Formado em jornalismo pela USP e pós-graduado em roteiro pela FAAP, Ricky Hiraoka foi colunista social na revista VEJA SÃO PAULO e na L'Officiel, colaborador de títulos como Glamour, Estilo e Boa Forma e apresentador da TV Marie Claire. Como roteirista, escreveu as séries Z4 (SBT/Disney), Eu, Ela e Um Milhão de Seguidores (Multishow), alem do reality show Fábrica de Casamentos (SBT/Discovery) e o humorístico Ceará Fora da Casinha (Multishow).

07/01/2019 14h58

Julianne Trevisol é uma exceção entre as musas do Carnaval. Magrinha, o biótipo da atriz em nada lembra o físico avantajado das mulheres que também detêm esse título. "Quando a Grande Rio me convidou para ser musa me senti perdida e me questionei se teria que ficar toda malhada e gostosona", lembra. "Depois, relaxei e percebi que, para encarar a Sapucaí, precisava apenas me sentir radiante e ter resistência física." Além de ser apaixonada por dança, Julianne aceitou o convite de ser musa de uma escola de samba pela oportunidade de representar o feminino e mostrar que a mulher tem o poder de desfilar da maneira como ela se sentir bem, sem seguir regras estéticas pré-estabelecidas. "Não estou na avenida para ser referência de beleza. O que me interessa é trocar energia com o público", afirma.

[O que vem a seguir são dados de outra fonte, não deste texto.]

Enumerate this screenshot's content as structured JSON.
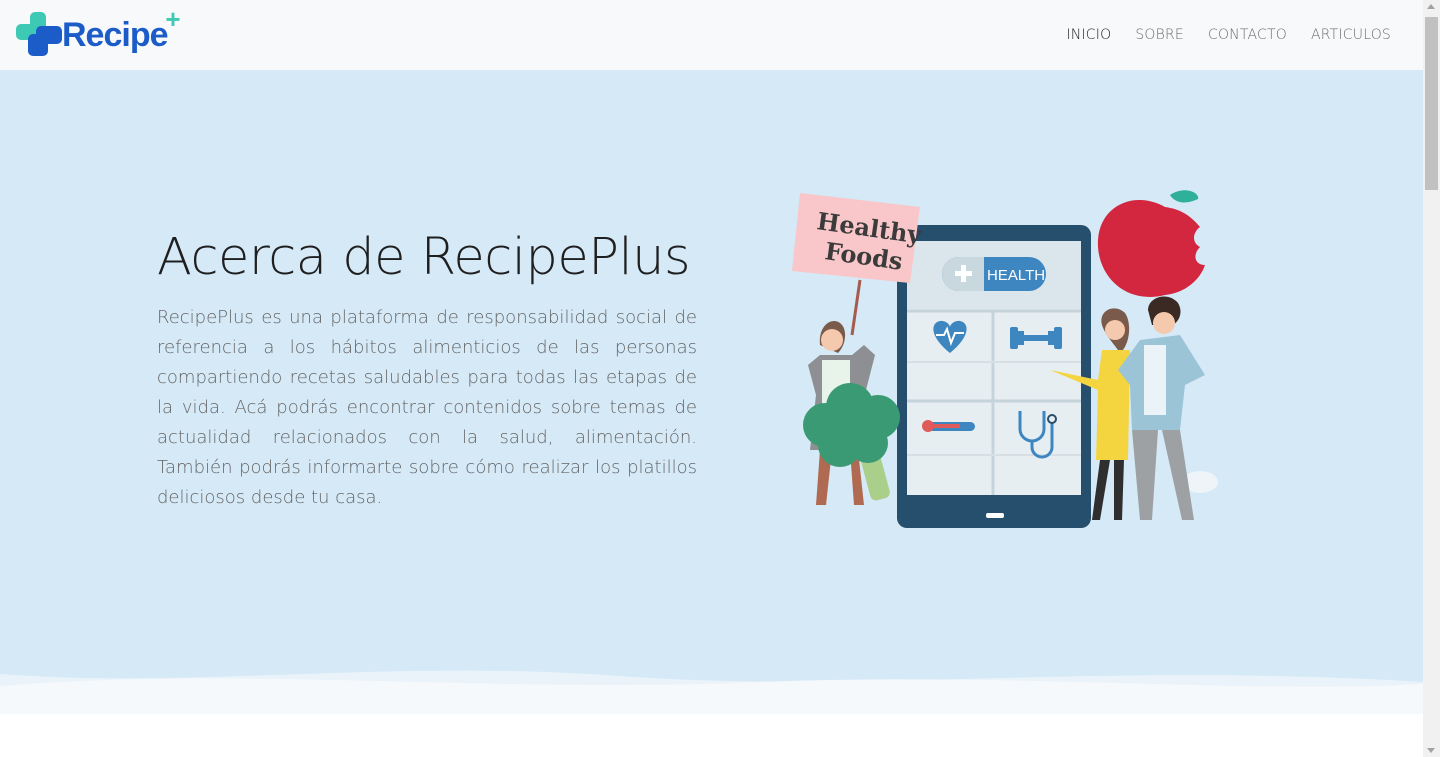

Neste ano, a Grande Rio aborda em seu enredo os maus hábitos e os erros dos brasileiros. "Meu maior deslize é multa de trânsito. Não percebo os radares e acabo dirigindo acima da velocidade permitida", revela. "De resto, sou super consciente. Até cato lixo alheio do chão, porque não suporto sujeira." Julianne garante que perdoa fácil as mancadas que cometem com ela e que não guarda mágoa de ninguém. "O meio artístico é ingrato e aprontam muito com você, mas aprendi que perdoar é um grande exercício de bem estar", afirma. "Tenho uma boa relação até com quem me prejudicou. Desejo o bem do outro, porque o bem volta pra gente."

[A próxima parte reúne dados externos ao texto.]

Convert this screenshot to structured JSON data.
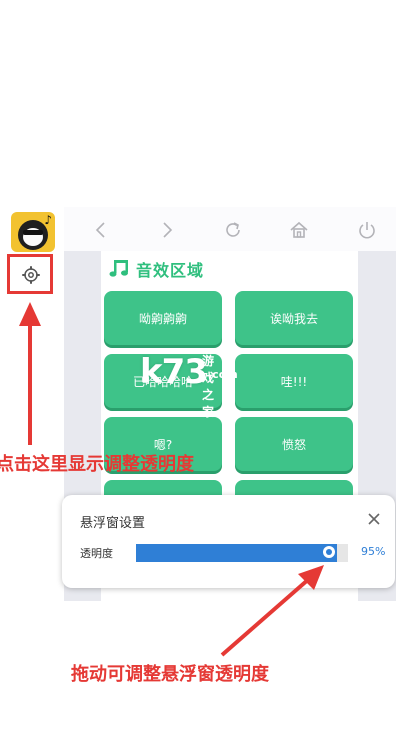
{
  "app_icon": {
    "name": "panda-music-app-icon"
  },
  "toolbar": {
    "buttons": [
      "back-icon",
      "forward-icon",
      "refresh-icon",
      "home-icon",
      "power-icon"
    ]
  },
  "section": {
    "title": "音效区域"
  },
  "sound_buttons": [
    {
      "label": "呦齁齁齁"
    },
    {
      "label": "诶呦我去"
    },
    {
      "label": "已哈哈哈哈"
    },
    {
      "label": "哇!!!"
    },
    {
      "label": "嗯?"
    },
    {
      "label": "愤怒"
    }
  ],
  "watermark": {
    "logo": "k73",
    "site_cn": "游戏之家",
    "domain": ".com"
  },
  "dialog": {
    "title": "悬浮窗设置",
    "opacity_label": "透明度",
    "opacity_value": "95%",
    "opacity_fraction": 0.95
  },
  "annotations": {
    "gear_hint": "点击这里显示调整透明度",
    "slider_hint": "拖动可调整悬浮窗透明度"
  },
  "colors": {
    "accent_green": "#3ec389",
    "slider_blue": "#2f7fd6",
    "annotation_red": "#e53935"
  }
}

Cotada para o elenco de Jezabel, nova novela bíblica de Record, Julianne não vê contradição entre atuar numa história religiosa e ser destaque numa festa pagã. "Carnaval não está ligado necessariamente à promiscuidade. Minha família é extremamente religiosa, de muita fé e nunca foi contra o Carnaval", acredita. "Eu acho até bom para uma novela que uma atriz do elenco desfile. Isso ajuda na divulgação da trama."